Tuesday, July 01, 2014

Recent Listening: John Surman

John Surman is a player I have been meaning to check out for a while now. I’m not only interested in his soprano work but also the fact that his music crosses from the jazz realm into the “what do you call this?” abyss.

The Spaces In Between (ECM) – Surman (soprano/baritone sax, bass clarinet) and Chris Laurence (bass) joined by the string quartet of Patrick Kiernan, Rita Manning (violin) Bill Hawkes (viola) and Nick Cooper (cello). Very melodic playing at times blurs the line between improvisations and composed material. Overall the feel is unhurried, melodic and somewhat introspective. There’s almost a suite-like feel to the album with the pieces flowing together well – just as I felt it was getting a bit bogged down things picked up again. It was fun trying to pick which instrument Surman would play on each track as I listened to the introductions. Recorded in 2006 at the St. Gerold monastery in Austria, which I believe is where the Bley/Phillips/Parker album Sankt Gerold was recorded (also on ECM).

In The Evenings Out There (ECM) This one is usually listed under the leadership of pianist Paul Bley but the other musicians – John Surman (baritone/bass clarinet) Gary Peacock (b) and Tony Oxley (d) – share credit on the album spine.
The album mixes things up over the 12 tracks with solo (4 by Bley, 2 by Peacock, 1 by Surman on Baritone), duo (Peacock/Oxley, Bley/Peacock, Oxley/Bley) and 2 quartet performances (Surman on baritone and bass clarinet). The recording has a very open feel, there’s plenty of space for the musicians to play, listen and react – free and melodic. As usual when I hear Bley I wonder why I don’t listen to more from him. It would have been nice to hear a bit more from Surman. Apparently the pieces here were recorded at the session in 1991 that resulted in Adventure Playground that was released under Surman’s name – I’ll have to check that.

Fragments (ECM) 
Another from Bley, is time with Bill Frisell (g) and Paul Motian (d) joining Surman (4 tracks on Bass Clarinet 2 each on Baritone and soprano and sits one track out). Of the nine tracks, there were a few that I had heard before (Frisell’s “Monica Jane” Carla Bley’s “Seven” and “Closer” and Annette Peacock’s “Nothing Ever Was, Anyway”). Quite a mellow set with Surman’s “Line Down” being the odd-one-out, but it does provide some contrast. Strong individual voices yet the quartet come together and work well.

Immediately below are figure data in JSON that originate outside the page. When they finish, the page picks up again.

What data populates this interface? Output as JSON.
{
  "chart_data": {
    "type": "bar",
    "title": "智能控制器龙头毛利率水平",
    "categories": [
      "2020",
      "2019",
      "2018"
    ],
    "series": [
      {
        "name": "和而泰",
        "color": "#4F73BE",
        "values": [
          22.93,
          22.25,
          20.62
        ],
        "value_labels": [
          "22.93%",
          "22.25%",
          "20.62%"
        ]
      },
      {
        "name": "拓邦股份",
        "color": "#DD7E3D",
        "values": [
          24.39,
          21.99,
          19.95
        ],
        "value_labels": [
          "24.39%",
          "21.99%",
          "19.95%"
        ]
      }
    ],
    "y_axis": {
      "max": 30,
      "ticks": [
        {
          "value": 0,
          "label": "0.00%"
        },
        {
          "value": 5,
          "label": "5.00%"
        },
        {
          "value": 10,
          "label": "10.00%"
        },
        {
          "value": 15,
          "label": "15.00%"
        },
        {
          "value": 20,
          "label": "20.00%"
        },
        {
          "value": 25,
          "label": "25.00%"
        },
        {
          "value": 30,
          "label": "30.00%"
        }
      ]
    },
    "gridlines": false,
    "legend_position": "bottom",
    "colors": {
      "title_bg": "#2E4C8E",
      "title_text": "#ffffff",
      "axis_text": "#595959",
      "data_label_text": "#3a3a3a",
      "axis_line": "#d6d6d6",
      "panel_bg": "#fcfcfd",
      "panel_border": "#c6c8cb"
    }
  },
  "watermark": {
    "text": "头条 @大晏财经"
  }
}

The Biography of Rev. Absalom Dawe (ECM 1994)
This is the first solo album I’ve heard from Surman – he has recorded a few dating back to the late 1970s. The horns (baritone & soprano sax, bass clarinet, some alto clarinet too) get a pretty even spread across the album. Most of the tracks utilize some form multi-tracking with Surman accompanying himself on one or more horns or synth, although there is space for unaccompanied playing. Overall this one didn’t grab me as much as the discs with Bley, but there was still plenty to like (I could take or leave the synth parts). I feel like I’ll warm up to it – the second listen was better than the first. ”The Far Corner’s” did give me a chance to hear his soprano tone on its lonesome (aside from the ever-present ECM reverb).

Under the leadership of Tunisian oud player Anouar Brahem comes Thimar (ECM, 1997) with John Surman (soprano sax/bass clarinet) and Dave Holland (bass).
The album has an unhurried feel to it. The occasional (and very subtle) vocal from Brahem (on “Qurb” for example) adds a little extra of color to the fairly stripped-back feel of the album. Surman divides his time pretty evenly between two horns – four on bass clarinet and five of soprano (including an unaccompanied feature on “Wagt”) and he sits two tunes out. It would have been nice to hear him play some baritone too. At times his soprano summons an “eastern flavor” – not surprising considering the material. There is one composition each from Holland and Surman – the remaining nine are from Brahem.

Surman gets a rich tone on both baritone and bass clarinet and there’s a buzz to his soprano tone that I enjoy. He’s a melodic player with a sense on drama. Not someone I hear mentioned all too often but well worth checking out. I’m looking forward to exploring some more – perhaps some of his earlier work and the other session with Bley/Oxley/Peacock.